Today there's a widespread interest in Kabbalah from many people of a Christian background. Some think they must convert to Judaism, because they declare Christianity as false, others don't want to give up there faith in Jesus. For many believers the question arises, do I have to keep the whole Torah to study Kabbalah. Do I have to keep kosher, etc.?
First, in Kabbalah there's no coercion. All the precepts of the Bible according to the Zohar are more recommendations rather than religious commandments. Those recommendations intend to purify one's own selfishness. The problem with many people in religion is that they confuse the path with the destination. Of course an orthodox Jew will always be obliged to keep up the 613 Mitzvot as best as he can, even if he has already found unity with God, but we elaborate now on how a Christian believer should apply Kabbalah in one's daily life.
A soul has a special root, and God places a soul into a certain environment to fulfill its mission in this life. That's why it's not necessarily recommended to change one's religion, even if one studies Kabbalah. Kabbalah intends to open one's subconsciousness, and to return to one's source, which is God. God in Kabbalah is the one transcendent reality, which we call the Ein Sof, which means 'without end', or 'without limitations'. The first 12 years of one's life play a special role in our further development, and we shouldn't seek to change our identity or root of our soul. At the end we will always return to from where we're coming from. At enlightenment the real childhood begins. In our former childhood we were connected directly with the source, but it was not a conscious connection. With the entering of puberty we fall out of this blissful state and duality begins. This is not just a bad process. This process makes us fit for our spiritual development. Only through the awareness of suffering we can choose the path of transformation rather than the path of ultimate pain and suffering which will lead us to the goal through incredible desperateness through self-recognition. We can select to realize our own weaknesses and failures and through fixing them we can walk the path with the least pain. This is called the path of Torah in Kabbalah.
In Christianity, especially in the view of Paul, who was the apostle for the gentile believers we know the concept, that Jesus would have fulfilled the Torah for us on the cross. When we look closer it might be a common Christian misconception, that he would have ended it, but we look now closer on the interpretations of the apostle Paul.

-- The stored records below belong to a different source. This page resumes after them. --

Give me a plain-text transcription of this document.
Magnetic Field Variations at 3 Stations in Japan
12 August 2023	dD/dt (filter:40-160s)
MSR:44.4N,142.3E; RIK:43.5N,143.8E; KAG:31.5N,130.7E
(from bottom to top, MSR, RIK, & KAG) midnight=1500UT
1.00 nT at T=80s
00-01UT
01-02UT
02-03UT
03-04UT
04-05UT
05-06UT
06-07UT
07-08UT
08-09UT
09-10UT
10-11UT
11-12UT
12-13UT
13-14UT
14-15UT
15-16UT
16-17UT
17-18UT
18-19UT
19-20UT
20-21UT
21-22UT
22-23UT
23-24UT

What he did through his special pathway was to transfer the external actions of Judaism into the inner spiritual dimension of man. He speaks of the Torah of the inner Adam. Gentile believers of Jesus should not bother themselves too much to observe the Torah in all its aspects, rather they should concentrate on the death of the Messiah and to perform good deeds, mostly on their brothers and sisters in faith. He sees the faith in Jesus as something that should lead to a new spiritual birth very similar as Kabbalah sees the birth in the spiritual world. When we're on the initial steps of spirituality we're only ready for milk, later we will be ready for meat or solid food.
The Torah would be inscribed now unto our hearts, and we would leave the astrological boundaries, and so we shouldn't force ourselves or others to keep all the Shabbats or Festivals precisely, because then the death of Messiah would have been for nothing.
The early Christian communities were examples for very sharing societies, where everyone gave the products of his work for the whole. Often we must consider that to really love thy neighbor as thyself is much harder than to perform all the ritual actions of Torah, and exactly this was the message of the apostle Paul. Someone can come also through simpleness to complete unity with God. Not is always a complex pathway with a lot of obligations for our advance, as Rabbi Hillel once stated, love thy neighbor as yourself is the entire Torah and the rest is commentary. And only through this love we can come to the highest precept to love God, because God hides behind everyone, and so Jesus said, the least you did to the least of this world, you did unto me.